Действительность оправдала его опасения, потому что композиторша поместилась в глубину, предоставя кавалеру наблюдать параллелизм серых вязальных спиц, усердно и совершенно бессмысленно втыкаемых, по распоряжению свыше, в мостовую: занятие очевидно исключительно праздное, так как любая спица, дойдя до булыжника, ломалась и расплющивалась, которая немедленно высовывала небу кончик языка и пускала пузыри, как любой государственный деятель в крайней молодости или ветреная Геба (ее покровительница), слушая в вечный раз повествование законного супруга о яблоках Гесперид, Эврисфее в бочке и прочих двенадцати подвигах132.

– Конечно, во всем виновата Бутс и это от нее идет. Спрашивается только, за что? И, главное, она бы сама не поверила, потому что наружность обманчива, как известно. То есть представить себе нельзя, какие она ей говорит в глаза. А что же за глаза? Один господин, очень милый и всегда говорит правду, передавал, что та жаловалась: мол, ничего не могу с ней сделать – такое ей говорю, что уж дальше, кажется, некуда, а она хоть бы что: пустит в лицо дым и пошла. Я слушаю, а у меня по щекам слезы… Смотрите, что это кругом нас? что это?

Правда последних слов состояла в переулочном сквозняке, завертевшем велосипедные спицы дождя вокруг собеседников, плюнувшем на сине-белый фонарь подворотни и побежавшем деловито сводить счеты с почтовым ящиком. Вероятно, его привлекал закон дополнительных цветов, впрочем, этим никто не интересовался, у каждого были свои дела, потому что невероятные эгоисты. Дождь всхлипнул и впал в истерику.

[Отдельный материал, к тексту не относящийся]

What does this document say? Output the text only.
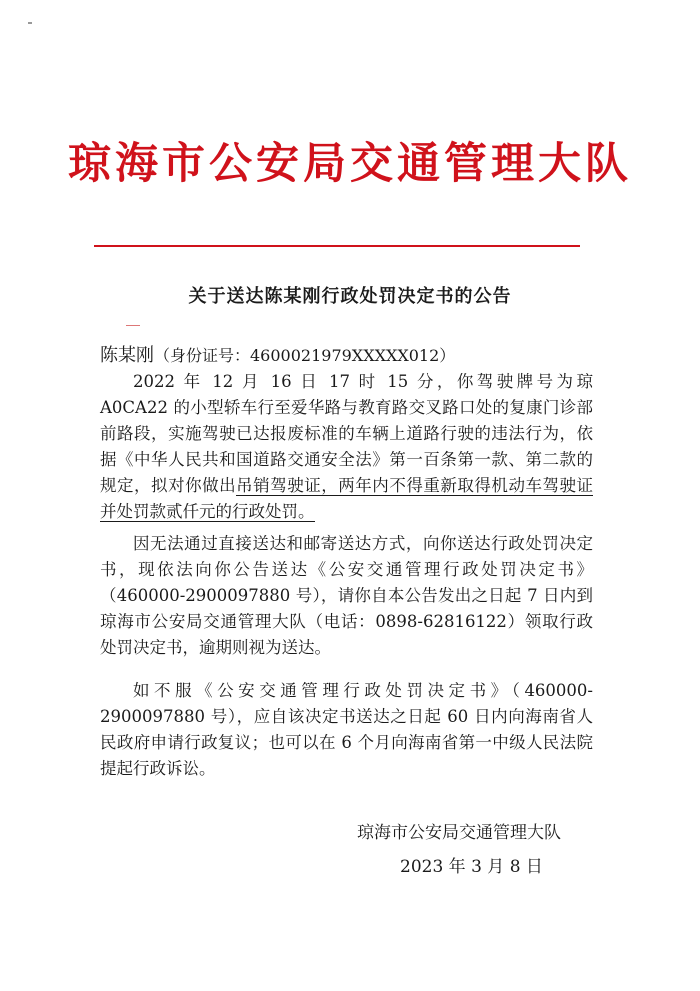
琼海市公安局交通管理大队
关于送达陈某刚行政处罚决定书的公告

陈某刚（身份证号：4600021979XXXXX012）

2022 年 12 月 16 日 17 时 15 分，你驾驶牌号为琼 A0CA22 的小型轿车行至爱华路与教育路交叉路口处的复康门诊部前路段，实施驾驶已达报废标准的车辆上道路行驶的违法行为，依据《中华人民共和国道路交通安全法》第一百条第一款、第二款的规定，拟对你做出吊销驾驶证，两年内不得重新取得机动车驾驶证并处罚款贰仟元的行政处罚。

因无法通过直接送达和邮寄送达方式，向你送达行政处罚决定书，现依法向你公告送达《公安交通管理行政处罚决定书》（460000-2900097880 号），请你自本公告发出之日起 7 日内到琼海市公安局交通管理大队（电话：0898-62816122）领取行政处罚决定书，逾期则视为送达。

如不服《公安交通管理行政处罚决定书》（460000-2900097880 号），应自该决定书送达之日起 60 日内向海南省人民政府申请行政复议；也可以在 6 个月向海南省第一中级人民法院提起行政诉讼。

琼海市公安局交通管理大队
2023 年 3 月 8 日
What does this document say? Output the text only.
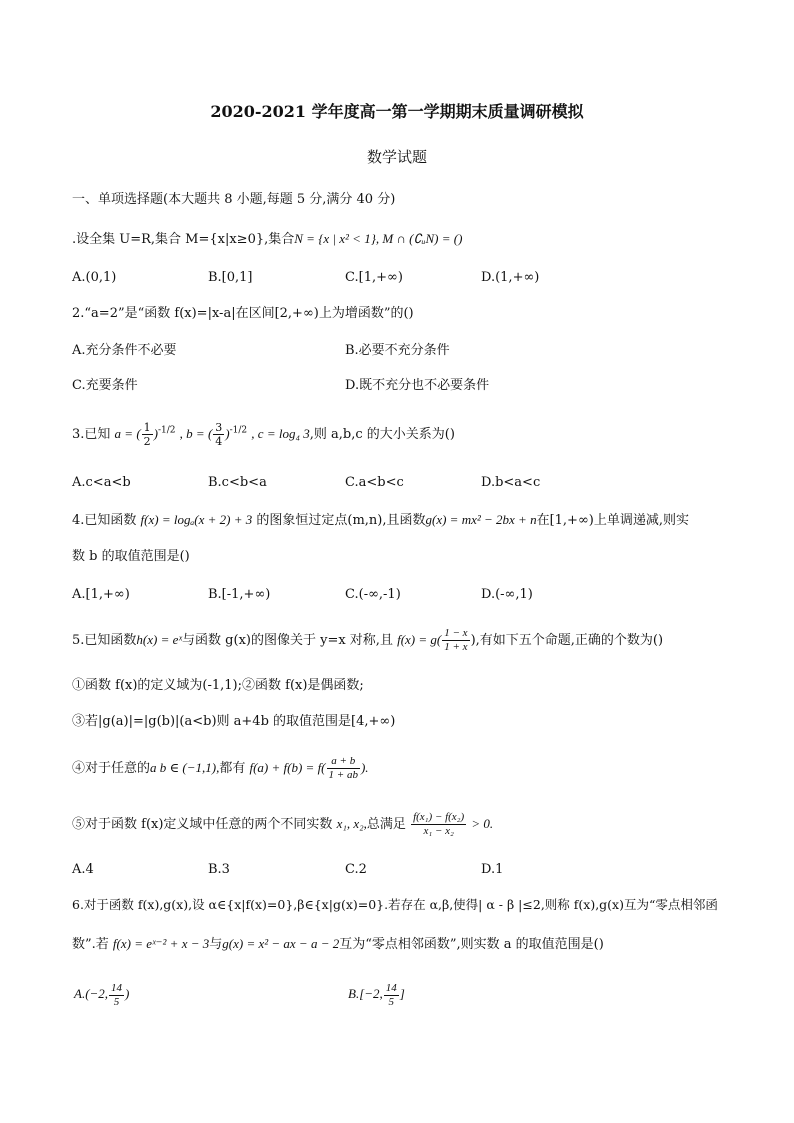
2020-2021 学年度高一第一学期期末质量调研模拟
数学试题
一、单项选择题(本大题共 8 小题,每题 5 分,满分 40 分)
.设全集 U=R,集合 M={x|x≥0},集合N = {x | x² < 1}, M ∩ (∁ᵤN) = ()
A.(0,1)	B.[0,1]	C.[1,+∞)	D.(1,+∞)
2.“a=2”是“函数 f(x)=|x-a|在区间[2,+∞)上为增函数”的()
A.充分条件不必要	B.必要不充分条件
C.充要条件	D.既不充分也不必要条件
3.已知 a = ( $\frac{1}{2} )^{-1/2}$ , b = ( $\frac{3}{4} )^{-1/2}$ , c = log₄ 3,则 a,b,c 的大小关系为()
A.c<a<b	B.c<b<a	C.a<b<c	D.b<a<c
4.已知函数 f(x) = logₐ(x + 2) + 3 的图象恒过定点(m,n),且函数g(x) = mx² − 2bx + n在[1,+∞)上单调递减,则实
数 b 的取值范围是()
A.[1,+∞)	B.[-1,+∞)	C.(-∞,-1)	D.(-∞,1)
5.已知函数h(x) = eˣ与函数 g(x)的图像关于 y=x 对称,且 $f(x) = g( \frac{1 - x}{1 + x}$ ),有如下五个命题,正确的个数为()
①函数 f(x)的定义域为(-1,1);②函数 f(x)是偶函数;
③若|g(a)|=|g(b)|(a<b)则 a+4b 的取值范围是[4,+∞)
④对于任意的a b ∈ (−1,1),都有 $f(a) + f(b) = f( \frac{a + b}{1 + ab}$ ).
⑤对于函数 f(x)定义域中任意的两个不同实数 x₁, x₂,总满足 $\frac{\text{f(x₁) − f(x₂)}}{\text{x₁ − x₂}} > 0$.
A.4	B.3	C.2	D.1
6.对于函数 f(x),g(x),设 α∈{x|f(x)=0},β∈{x|g(x)=0}.若存在 α,β,使得| α - β |≤2,则称 f(x),g(x)互为“零点相邻函
数”.若 f(x) = eˣ⁻² + x − 3与g(x) = x² − ax − a − 2互为“零点相邻函数”,则实数 a 的取值范围是()
A.(−2, $\frac{14}{5}$ )	B.[−2, $\frac{14}{5}$ ]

– Это копья готической миниатюры. Лес сабельных ударов. Верно, такой виделась вся отскаканная жизнь Мстиславу Удалому133, когда он сидел в Новгородской избе, перед своим последним боем. Обстановка мало изменилась с тех пор, только в окне был бычий пузырь вместо стекла и отсутствовал самовар. Тем удобнее за столом. Положенье отличалось неопределенностью и не беспокоило; в памяти солнце плескалось по мрамору Киевских дворцов, вспыхивало кострами на его куполах и самоцветными камнями переливалось в Млечном Пути мозаик. Служба, кири элейсон, Христос анести134, греческая речь на улицах, петушиная шея и маслины вместо глаз у любопытствующего схоласта, приехавшего на Борисфен, проверять Геродота и цитирующего Пиндара, к великому поученью местного певца с красным рубцом от уха до уха. «За изящество духа», говорил Аристофан135. Что ж – ему не сделают упрека в его недостатке: от Торжка до Калки, от Судомира и Лаборецкой межи до этого захолустья оно им сохранено с чистотой зубного спиранта варяжской песни136 и отчетливости приказа коннице. Это так же верно, как тот клинок, что рассечет завтра его шишак. Для того, чтобы знать будущее, не стоит быть богом Одином и беседовать с головой Мимира137 – достаточно вспомнить любой, из бесчисленной заросли своих сияющих взмахов. Мухомора в лесу выросло довольно, его уже, вероятно, успели натолочь в воде, так что все дело только на своих не наехать, завтра, в злую среду, за которой не взойти четвергу. – Хляби тем временем закрылись и было душно под паническим беглым небом. Корнева набралась воздуха и решительно продолжала.